1. Death by (pullups, situps, burpess…. pick your poison) : How I enter:

a) Pick custom workout

b) Select timed

c) Enter the minute you were able to get to for the “time taken”

d) Enter total reps in the reps column next to the movement selected.

*** I also make a note in the notes section that it was a Death by… workout


2. Tabata : We are working on a better way of doing this and once again would welcome any suggestions.

Here is how I do it:

a) If it is just 1 movement I enter it as a 4 min AMRAP with that movement and enter total reps done either in reps per round and keep the rounds at 1 or say that I did 1 rep per round and enter the total reps in 4 minutes under rounds.

b) If it’s more than one movement: I enter it as a timed workout. Enter total time take in the time box and just enter the total number of reps done for each movement.

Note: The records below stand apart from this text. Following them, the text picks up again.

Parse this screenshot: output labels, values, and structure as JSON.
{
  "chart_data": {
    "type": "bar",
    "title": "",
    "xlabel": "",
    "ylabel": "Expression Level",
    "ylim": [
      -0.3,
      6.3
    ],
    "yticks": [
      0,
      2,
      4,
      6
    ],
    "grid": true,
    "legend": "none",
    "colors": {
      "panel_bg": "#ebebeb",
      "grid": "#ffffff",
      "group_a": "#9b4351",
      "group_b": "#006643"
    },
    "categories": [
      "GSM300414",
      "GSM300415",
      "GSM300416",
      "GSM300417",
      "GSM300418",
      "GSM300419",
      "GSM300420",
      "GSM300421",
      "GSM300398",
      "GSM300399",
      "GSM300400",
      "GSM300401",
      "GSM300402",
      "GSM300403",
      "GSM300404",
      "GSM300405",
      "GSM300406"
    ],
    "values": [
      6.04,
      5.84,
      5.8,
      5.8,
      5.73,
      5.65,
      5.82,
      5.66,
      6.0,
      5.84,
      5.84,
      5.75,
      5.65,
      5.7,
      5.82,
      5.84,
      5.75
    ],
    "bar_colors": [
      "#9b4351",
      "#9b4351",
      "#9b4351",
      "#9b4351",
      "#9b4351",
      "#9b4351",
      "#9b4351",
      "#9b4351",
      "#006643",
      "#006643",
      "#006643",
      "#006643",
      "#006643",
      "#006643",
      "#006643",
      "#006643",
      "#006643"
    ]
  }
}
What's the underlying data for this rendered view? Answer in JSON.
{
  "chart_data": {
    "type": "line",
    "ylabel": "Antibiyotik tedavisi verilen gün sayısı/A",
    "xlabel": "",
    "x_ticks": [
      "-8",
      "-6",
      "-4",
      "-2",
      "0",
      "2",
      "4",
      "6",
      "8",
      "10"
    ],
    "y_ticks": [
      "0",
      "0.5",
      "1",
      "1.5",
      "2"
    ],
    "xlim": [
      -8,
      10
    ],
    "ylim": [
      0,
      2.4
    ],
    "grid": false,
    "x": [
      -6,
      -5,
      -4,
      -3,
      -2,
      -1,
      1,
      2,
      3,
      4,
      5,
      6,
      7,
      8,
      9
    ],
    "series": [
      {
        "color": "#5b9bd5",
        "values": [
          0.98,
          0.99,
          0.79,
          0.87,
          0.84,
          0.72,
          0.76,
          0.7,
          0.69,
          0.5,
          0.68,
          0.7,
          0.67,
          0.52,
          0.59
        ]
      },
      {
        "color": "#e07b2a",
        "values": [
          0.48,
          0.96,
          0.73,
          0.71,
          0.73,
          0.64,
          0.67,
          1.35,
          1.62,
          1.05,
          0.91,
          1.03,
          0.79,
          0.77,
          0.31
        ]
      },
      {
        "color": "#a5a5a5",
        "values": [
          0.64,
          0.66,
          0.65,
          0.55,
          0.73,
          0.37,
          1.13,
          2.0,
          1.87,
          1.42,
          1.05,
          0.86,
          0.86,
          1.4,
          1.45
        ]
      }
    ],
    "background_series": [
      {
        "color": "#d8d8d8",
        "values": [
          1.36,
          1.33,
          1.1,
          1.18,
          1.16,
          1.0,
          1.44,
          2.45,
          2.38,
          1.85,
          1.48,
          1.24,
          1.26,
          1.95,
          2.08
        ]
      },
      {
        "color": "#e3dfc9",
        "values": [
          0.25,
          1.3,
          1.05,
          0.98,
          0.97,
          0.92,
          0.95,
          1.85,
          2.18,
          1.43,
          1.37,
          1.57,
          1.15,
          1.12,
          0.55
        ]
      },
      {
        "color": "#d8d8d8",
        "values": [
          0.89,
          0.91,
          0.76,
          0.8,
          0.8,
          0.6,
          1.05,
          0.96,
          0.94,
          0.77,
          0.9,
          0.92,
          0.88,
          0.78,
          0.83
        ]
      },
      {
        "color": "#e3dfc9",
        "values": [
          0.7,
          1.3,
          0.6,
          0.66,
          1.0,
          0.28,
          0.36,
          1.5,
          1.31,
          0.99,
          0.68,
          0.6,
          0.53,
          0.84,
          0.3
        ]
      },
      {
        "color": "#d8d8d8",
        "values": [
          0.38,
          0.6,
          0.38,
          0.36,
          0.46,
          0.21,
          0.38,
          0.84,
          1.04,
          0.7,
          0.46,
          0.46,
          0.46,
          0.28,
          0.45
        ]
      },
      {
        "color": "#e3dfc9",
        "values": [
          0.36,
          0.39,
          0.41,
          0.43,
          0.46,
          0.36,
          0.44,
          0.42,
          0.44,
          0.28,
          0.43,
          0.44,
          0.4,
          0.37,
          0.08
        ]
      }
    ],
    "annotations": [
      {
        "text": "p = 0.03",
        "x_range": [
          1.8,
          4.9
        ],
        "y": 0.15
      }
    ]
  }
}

** I, once again, make sure to note that it was a Tabata workout. 

*** The chart below explains why only keeping track of your lowest score is not an accurate measure of your performance.

Person 1 did 81 reps versus 43 reps for person B. The rate of decay (how fast you tire in this case) is also very different. Thus we need to have the entire picture to make any kind of interpretation.